Gunvor confirmed its employee had been detained for questioning without naming him. Gunvor said it has not been notified of a formal arrest or any charges against its employee.
“Gunvor itself has not been formally notified of any investigation involving the company,” a Geneva-based spokesman for the firm said. He said that following the detention the firm had looked into the activities of its employee and found no wrongdoing.
China has stepped up efforts to crack down on fuel smuggling, which has increased after authorities raised consumption taxes on oil products in 2014, creating price gaps between prices abroad and at home.
China imports the lion’s share of commodities it consumes from many trading houses and has probed their employees before. Chinese customs views import tax evasion as smuggling.
The customs office for Guangzhou, the capital of Guangdong province in southern China, said in an email to Reuters it had seized a foreign-flagged tanker and detained several individuals.
It said it was investigating suspected smuggling of light cycle oil (LCO), a refinery by-product for diesel blending, without identifying the vessel or the individuals.
A senior official at China Changjiang National Shipping Group Corp. said that its vessel, the Hong-Kong-flagged “CSC Friendship”, had been held “to help investigations” of Guangzhou customs.
Gunvor said it had delivered oil products aboard Friendship into China on May 10-14 but added that “no vessel while under charter by Gunvor has been detained.”
“Gunvor’s business in China is otherwise ongoing,” it said.
Two Chinese industry sources with knowledge of the situation said the detained Gunvor employee was Yin Dikun, managing director of Gunvor Singapore.
Gunvor declined to disclose the identity of the employee.
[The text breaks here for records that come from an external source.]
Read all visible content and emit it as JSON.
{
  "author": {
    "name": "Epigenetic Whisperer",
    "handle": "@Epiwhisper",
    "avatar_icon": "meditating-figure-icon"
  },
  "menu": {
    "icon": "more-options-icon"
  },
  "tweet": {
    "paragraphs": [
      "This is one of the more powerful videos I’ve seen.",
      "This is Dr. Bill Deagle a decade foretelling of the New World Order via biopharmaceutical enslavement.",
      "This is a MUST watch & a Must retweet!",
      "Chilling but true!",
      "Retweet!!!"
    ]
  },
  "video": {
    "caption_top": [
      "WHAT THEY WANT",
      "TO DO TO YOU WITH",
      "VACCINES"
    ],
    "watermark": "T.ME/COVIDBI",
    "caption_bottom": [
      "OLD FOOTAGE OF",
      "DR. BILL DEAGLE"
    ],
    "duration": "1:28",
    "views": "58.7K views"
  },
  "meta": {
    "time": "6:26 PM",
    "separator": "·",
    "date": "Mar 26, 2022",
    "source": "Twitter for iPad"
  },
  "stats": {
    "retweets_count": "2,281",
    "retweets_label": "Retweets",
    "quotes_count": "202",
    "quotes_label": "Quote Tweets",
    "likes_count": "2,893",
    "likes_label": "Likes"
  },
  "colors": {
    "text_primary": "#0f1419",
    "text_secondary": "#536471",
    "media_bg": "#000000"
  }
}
Gunvor said that following the detention of its Singapore office employee it had appointed Timothy Legge, its chief risk officer, as acting managing director of Gunvor Singapore.
Under Chinese customs rules, taxes on fuel imports must be paid by local importers. Gunvor did not say who it sold the cargo to.
Zhou Jule, Chairman of China Base Ningbo Group based in eastern city of Ningbo, said his company had been the import agent for the cargo.
He said the cargo had been detained as part of a probe and that his staff had been summoned by the Guangzhou customs but not detained.
China Base re-sold the cargo to Twinace Oil, a Guangzhou based fuel dealer, according to Chinese sources with knowledge of the transaction. Twinace declined to comment.